The data-driven approach identified four patient clusters, each defined by different patterns in symptoms and lab findings.

Cluster 1, the largest group, included mostly MPA patients who were MPO-ANCA positive, typically older people with lung and kidney involvement. Cluster 2 consisted mainly of younger GPA patients, positive for PR3- or MPO-ANCAs, and was characterized by lung nodules/cavities and ear, nose, and throat (ENT) involvement.

Cluster 3, which included some GPA patients with PR3-ANCAs, showed more severe disease, higher C-reactive protein, and involvement of the ENT, kidneys, and cardiovascular system.

Cluster 4 included people from multiple traditional subgroups.

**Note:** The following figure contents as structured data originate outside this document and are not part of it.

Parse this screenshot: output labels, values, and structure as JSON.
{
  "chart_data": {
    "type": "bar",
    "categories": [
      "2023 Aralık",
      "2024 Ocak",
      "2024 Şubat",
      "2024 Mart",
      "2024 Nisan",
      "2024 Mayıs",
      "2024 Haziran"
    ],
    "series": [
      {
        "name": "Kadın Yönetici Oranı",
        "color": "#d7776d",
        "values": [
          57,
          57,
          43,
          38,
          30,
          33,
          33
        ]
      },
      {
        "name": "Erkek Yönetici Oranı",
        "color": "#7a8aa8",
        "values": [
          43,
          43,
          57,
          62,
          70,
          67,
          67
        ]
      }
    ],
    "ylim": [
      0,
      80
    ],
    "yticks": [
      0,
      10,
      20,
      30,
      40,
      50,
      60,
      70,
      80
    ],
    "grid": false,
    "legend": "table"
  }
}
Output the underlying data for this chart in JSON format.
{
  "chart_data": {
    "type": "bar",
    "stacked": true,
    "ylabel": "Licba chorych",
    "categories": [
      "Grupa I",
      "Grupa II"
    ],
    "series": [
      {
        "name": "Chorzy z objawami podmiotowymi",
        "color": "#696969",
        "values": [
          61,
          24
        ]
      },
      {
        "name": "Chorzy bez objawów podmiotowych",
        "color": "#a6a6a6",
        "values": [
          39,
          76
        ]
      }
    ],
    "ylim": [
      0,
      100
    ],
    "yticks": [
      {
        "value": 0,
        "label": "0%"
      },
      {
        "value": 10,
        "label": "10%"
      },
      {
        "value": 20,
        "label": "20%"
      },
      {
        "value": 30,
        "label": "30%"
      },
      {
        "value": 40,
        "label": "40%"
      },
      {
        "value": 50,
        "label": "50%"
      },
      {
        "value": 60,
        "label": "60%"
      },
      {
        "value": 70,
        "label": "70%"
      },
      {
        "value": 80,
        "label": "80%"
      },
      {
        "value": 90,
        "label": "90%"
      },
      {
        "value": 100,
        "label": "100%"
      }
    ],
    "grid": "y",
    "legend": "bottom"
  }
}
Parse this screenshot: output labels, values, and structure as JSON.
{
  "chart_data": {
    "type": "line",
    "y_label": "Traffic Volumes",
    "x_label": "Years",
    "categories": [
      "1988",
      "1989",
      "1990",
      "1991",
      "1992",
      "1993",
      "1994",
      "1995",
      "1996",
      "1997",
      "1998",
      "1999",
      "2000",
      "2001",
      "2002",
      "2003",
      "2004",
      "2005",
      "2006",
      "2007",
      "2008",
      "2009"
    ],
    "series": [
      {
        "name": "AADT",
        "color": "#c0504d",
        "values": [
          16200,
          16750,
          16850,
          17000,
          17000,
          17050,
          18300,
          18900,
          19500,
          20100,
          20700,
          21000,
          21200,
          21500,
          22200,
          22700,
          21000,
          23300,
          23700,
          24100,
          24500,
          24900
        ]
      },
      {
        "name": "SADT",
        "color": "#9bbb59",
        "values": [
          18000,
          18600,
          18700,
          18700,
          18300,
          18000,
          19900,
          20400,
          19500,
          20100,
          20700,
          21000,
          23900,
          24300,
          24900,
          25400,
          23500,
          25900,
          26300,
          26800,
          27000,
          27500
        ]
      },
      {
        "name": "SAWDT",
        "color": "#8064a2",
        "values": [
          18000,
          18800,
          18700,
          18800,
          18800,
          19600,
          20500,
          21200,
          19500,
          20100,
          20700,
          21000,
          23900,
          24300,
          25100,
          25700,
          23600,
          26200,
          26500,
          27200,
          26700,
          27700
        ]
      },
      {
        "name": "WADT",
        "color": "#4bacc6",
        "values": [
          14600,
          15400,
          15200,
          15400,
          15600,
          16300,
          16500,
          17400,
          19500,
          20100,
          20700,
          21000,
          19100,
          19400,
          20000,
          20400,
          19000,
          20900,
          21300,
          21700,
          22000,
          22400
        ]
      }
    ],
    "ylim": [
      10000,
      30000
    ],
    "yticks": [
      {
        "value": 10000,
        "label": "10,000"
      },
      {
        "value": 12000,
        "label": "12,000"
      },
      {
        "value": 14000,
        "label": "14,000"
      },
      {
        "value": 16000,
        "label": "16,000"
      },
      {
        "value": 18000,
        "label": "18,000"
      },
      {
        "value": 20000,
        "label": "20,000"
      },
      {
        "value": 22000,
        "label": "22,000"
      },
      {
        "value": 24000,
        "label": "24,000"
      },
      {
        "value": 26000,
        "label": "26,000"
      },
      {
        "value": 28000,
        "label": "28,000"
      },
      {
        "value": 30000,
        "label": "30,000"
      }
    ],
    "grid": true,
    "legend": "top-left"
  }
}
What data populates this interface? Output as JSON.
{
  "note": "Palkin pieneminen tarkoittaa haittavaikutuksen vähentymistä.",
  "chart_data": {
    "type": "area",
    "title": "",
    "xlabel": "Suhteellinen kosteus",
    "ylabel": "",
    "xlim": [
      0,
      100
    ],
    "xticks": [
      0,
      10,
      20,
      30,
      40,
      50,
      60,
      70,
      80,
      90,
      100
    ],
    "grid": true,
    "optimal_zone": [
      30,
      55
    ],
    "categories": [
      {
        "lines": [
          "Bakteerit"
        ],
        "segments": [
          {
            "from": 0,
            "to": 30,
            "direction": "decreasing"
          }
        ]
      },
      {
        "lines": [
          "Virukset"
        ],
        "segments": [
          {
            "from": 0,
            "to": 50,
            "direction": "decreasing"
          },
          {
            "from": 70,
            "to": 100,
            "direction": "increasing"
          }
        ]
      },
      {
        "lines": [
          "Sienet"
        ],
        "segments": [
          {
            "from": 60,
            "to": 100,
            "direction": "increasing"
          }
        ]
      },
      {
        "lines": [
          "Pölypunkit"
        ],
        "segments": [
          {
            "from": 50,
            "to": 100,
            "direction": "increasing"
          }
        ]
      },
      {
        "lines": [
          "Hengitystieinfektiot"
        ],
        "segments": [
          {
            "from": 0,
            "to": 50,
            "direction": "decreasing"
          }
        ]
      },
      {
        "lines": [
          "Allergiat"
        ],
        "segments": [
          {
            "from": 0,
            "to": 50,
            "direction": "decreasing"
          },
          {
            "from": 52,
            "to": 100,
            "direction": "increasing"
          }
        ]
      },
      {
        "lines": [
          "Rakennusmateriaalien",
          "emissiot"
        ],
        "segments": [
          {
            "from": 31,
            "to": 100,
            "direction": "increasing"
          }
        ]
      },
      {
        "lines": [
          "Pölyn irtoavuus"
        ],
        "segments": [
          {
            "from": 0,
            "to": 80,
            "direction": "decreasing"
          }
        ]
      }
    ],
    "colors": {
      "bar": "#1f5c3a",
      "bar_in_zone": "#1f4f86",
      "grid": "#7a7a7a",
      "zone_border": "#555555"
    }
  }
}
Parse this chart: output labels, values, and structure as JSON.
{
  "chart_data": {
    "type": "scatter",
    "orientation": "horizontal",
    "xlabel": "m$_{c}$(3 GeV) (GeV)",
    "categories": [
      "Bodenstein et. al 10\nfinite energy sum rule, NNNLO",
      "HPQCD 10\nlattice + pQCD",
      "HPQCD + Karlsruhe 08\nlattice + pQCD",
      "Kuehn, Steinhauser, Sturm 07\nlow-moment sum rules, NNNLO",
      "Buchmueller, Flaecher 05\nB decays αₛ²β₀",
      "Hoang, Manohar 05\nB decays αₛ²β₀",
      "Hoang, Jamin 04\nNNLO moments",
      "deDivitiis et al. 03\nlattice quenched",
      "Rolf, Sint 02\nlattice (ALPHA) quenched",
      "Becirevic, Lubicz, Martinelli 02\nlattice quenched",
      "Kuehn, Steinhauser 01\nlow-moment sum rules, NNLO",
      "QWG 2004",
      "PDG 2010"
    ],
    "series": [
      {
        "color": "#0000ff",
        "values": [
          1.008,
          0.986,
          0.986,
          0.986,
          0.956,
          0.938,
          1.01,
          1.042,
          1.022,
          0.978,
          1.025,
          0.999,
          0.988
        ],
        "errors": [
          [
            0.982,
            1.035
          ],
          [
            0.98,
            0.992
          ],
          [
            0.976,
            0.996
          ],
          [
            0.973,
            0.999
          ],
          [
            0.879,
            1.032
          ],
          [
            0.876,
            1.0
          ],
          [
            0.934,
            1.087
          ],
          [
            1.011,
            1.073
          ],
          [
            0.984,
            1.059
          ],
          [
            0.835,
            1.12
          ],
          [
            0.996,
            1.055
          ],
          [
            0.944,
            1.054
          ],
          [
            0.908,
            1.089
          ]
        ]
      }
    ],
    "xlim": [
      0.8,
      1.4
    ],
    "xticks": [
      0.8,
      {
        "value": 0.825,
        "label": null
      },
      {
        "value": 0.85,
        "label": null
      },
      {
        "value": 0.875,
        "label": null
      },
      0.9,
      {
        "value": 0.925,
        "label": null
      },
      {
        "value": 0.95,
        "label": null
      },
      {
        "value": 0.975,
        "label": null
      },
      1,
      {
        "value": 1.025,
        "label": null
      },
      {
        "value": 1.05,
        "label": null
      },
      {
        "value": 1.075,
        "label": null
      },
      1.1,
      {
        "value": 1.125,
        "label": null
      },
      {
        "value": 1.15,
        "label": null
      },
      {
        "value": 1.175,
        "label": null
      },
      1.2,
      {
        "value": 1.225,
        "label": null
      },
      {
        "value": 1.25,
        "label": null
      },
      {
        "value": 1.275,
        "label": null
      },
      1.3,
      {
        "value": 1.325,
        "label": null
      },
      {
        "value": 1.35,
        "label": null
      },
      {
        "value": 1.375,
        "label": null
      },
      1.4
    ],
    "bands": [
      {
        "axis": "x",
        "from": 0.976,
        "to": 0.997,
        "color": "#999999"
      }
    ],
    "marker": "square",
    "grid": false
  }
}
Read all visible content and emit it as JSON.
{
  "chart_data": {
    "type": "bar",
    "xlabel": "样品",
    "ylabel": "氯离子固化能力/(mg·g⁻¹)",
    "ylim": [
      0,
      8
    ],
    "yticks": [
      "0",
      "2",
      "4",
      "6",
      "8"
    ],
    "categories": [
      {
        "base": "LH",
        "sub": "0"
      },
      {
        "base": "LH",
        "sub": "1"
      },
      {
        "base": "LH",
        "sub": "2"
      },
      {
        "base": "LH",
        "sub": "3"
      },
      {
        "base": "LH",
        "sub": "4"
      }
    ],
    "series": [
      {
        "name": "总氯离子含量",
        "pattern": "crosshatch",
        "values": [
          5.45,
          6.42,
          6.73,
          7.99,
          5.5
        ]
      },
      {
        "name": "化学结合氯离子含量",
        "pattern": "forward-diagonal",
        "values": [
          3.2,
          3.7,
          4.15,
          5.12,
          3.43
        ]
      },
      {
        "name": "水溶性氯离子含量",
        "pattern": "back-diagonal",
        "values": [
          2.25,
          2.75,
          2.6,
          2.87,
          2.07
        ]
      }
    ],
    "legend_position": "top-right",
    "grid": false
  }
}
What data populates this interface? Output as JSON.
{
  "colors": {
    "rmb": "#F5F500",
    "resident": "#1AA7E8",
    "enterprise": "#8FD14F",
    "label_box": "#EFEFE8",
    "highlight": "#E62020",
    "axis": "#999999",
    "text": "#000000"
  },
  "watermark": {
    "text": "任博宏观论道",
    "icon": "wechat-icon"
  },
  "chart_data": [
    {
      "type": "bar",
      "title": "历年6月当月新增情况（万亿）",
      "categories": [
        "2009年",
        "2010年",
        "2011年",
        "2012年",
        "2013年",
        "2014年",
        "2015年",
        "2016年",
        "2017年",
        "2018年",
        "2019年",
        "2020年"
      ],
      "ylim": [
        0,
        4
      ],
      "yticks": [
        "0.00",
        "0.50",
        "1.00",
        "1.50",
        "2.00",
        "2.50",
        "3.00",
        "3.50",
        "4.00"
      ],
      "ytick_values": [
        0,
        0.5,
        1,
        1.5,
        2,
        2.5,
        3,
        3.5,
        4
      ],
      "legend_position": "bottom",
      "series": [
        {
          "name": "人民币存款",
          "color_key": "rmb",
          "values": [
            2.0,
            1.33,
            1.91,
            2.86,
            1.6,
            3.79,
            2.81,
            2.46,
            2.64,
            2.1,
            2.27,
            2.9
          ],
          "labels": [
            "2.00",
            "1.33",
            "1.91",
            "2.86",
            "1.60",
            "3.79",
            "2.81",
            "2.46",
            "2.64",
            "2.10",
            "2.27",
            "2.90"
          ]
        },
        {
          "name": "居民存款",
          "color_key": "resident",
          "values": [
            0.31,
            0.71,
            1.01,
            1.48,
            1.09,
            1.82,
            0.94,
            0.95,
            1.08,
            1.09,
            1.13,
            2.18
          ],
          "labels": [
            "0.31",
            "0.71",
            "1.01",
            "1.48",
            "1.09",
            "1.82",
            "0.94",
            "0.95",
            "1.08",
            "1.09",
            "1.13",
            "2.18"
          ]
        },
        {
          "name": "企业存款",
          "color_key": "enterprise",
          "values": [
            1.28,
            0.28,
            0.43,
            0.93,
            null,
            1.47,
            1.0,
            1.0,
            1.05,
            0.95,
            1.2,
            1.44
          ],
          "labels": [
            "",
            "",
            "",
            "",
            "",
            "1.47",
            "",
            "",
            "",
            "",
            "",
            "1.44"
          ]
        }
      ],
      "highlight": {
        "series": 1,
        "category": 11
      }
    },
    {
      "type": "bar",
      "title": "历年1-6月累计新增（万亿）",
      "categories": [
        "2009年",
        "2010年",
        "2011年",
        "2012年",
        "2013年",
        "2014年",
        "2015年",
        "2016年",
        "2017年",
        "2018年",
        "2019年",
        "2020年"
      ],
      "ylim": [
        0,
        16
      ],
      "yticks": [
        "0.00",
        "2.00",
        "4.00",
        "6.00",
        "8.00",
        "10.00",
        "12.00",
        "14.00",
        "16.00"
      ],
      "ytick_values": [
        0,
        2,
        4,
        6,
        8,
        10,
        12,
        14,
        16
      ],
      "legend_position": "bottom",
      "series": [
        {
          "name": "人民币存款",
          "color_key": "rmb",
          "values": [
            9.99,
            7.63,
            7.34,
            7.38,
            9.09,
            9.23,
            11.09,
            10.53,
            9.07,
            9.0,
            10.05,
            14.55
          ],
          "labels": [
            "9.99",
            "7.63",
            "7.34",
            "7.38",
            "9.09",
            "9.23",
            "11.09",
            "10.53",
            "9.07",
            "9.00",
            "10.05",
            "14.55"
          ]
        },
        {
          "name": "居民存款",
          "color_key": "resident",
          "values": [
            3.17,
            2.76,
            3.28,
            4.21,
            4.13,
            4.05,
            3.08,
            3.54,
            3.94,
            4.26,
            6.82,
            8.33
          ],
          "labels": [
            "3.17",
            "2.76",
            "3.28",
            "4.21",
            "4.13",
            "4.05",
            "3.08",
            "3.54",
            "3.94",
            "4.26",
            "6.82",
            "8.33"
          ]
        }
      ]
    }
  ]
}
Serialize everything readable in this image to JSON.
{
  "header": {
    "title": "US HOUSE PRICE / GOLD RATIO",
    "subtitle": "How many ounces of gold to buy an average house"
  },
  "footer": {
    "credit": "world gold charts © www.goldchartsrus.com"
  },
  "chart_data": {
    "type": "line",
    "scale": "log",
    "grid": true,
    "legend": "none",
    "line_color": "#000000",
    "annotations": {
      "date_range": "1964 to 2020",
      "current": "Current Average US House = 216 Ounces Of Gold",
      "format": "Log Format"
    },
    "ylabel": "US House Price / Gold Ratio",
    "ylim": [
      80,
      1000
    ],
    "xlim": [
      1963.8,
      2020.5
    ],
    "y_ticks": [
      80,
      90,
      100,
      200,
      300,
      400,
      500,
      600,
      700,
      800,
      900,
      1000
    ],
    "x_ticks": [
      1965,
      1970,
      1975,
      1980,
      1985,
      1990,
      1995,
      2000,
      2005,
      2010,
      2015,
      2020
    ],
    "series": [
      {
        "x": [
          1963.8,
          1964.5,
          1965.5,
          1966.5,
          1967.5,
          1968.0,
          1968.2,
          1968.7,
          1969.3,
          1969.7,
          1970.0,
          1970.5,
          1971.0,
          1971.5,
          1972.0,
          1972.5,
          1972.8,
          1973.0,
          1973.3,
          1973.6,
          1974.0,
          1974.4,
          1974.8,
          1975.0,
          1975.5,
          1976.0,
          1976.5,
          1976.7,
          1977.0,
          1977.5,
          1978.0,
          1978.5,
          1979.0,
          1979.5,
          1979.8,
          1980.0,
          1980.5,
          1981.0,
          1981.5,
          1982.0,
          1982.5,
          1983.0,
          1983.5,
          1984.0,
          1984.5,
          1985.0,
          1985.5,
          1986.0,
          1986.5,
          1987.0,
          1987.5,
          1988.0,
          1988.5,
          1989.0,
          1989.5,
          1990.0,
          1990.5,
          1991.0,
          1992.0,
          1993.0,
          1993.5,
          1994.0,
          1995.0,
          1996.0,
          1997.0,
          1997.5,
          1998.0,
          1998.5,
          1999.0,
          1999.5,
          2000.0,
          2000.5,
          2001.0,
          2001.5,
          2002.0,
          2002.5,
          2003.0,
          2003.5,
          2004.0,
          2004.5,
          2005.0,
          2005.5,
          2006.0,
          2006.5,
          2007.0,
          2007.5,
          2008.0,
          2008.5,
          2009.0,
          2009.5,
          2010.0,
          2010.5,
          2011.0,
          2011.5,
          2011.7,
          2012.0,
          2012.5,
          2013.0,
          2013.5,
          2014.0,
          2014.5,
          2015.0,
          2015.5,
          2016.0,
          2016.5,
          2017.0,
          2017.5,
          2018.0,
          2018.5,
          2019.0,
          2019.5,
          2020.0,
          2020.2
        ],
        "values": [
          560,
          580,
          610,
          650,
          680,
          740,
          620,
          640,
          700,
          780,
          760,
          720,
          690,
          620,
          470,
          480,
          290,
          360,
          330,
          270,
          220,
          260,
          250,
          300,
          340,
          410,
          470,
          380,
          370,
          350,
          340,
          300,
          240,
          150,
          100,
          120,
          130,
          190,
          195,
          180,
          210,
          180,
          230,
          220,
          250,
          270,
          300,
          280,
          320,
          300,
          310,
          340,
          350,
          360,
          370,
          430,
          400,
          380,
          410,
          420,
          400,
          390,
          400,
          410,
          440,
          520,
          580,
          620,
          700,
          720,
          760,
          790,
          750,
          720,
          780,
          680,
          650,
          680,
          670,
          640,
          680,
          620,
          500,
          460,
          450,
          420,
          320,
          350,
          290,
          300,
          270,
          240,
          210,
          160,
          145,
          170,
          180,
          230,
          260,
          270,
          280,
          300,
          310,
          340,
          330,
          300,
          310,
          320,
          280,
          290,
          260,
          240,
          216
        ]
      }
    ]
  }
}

They were generally younger, had milder disease and low inflammation, but showed more general symptoms, including issues affecting the musculoskeletal system and the peripheral nervous system (PNS).

“A data-driven clustering analysis identified four distinct subgroups, which demonstrated limited concordance with conventional classifications, underscoring the limitations of existing classification frameworks,” the researchers wrote. “These findings contribute to the ongoing debate on optimal AAV classification and emphasise the need for approaches that more accurately reflect the clinical diversity of patients. Enhanced stratification may require the integration of multiple data dimensions, including phenotype, serotype, data-driven clusters, and biomarkers.”